The "fragmented, flipperty-gibbet" teens you disparage so flippantly are the most active generation in terms of volunteering, working for charity organisations, and engaging in issues like climate change and human rights. They are socially aware and active. Last year in the US thousands of teens and YA authors banded together in an online community called YA for Obama. The young people were frustrated that they couldn't vote in the US election, and were eager to find other ways that they could make a difference and affect social change. I attended an online chatroom in YA for Obama during one of the Presidential Debates, and found the room full of not just Americans, but British kids up past their bed time and Australians in the computer room at school on their lunch break. And let me tell you, these teenagers had a more comprehensive understanding of the complexity of the US political system than, I suspect, the vast majority of American voting adults. They knew about and cared about the issues. They had opinions, and were desperate to make a difference.
And sure, there's plenty of them who don't read newspapers. But for every teen you find me who doesn't read a newspaper, I'll find you fifty adults who don't either.
However, if you did want teenagers to start reading your newspaper, I'll offer you three suggestions.
1. Stop filling your pages with poorly-researched offensive comments about them.
2. Include content that is relevant to a teenage audience. Hey, you could even publish some content written by teenagers (The Guardian does this regularly with enormous success).

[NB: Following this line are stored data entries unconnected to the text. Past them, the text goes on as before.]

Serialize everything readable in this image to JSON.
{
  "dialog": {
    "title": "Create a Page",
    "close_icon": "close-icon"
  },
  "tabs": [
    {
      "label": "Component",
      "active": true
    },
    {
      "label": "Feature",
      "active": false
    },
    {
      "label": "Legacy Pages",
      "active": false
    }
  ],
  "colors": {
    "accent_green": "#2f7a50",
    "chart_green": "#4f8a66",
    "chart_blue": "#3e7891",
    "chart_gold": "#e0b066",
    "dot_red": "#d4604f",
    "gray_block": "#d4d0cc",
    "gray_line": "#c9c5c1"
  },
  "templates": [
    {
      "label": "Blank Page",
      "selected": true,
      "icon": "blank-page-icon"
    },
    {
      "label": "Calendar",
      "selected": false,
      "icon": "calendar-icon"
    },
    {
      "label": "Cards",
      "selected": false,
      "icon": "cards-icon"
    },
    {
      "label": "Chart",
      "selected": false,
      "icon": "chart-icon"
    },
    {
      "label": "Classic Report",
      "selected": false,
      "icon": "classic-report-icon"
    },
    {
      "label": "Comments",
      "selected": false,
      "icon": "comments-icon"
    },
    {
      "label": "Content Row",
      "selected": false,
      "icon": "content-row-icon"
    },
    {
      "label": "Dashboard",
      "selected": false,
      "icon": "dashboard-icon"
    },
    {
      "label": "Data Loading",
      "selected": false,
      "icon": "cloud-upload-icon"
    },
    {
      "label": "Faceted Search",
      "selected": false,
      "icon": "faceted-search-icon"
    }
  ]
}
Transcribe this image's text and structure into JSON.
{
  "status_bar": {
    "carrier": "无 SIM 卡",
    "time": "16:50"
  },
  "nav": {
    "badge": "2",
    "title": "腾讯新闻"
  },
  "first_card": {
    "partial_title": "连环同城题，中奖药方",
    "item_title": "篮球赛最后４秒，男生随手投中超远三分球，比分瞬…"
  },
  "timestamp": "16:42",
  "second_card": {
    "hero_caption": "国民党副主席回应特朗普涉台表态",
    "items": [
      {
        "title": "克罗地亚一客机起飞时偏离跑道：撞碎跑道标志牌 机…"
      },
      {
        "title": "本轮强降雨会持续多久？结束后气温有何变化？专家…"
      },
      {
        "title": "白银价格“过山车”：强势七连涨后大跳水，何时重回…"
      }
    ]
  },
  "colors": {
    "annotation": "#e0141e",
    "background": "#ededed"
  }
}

3. Start the newspaper reading habit early. Have a children's section of the paper. A REAL children's section, not a token half page with a Wordsearch puzzle. Address news stories that are relevant to kids and write them in a language they'll understand. You can find examples of this in Canada and the UK.
It's a shame that our society - and in particular our media - seem to be so obsessed with dragging new generations down. It would be awesome to see a little more encouragement of young people, and a little less small-minded snippery.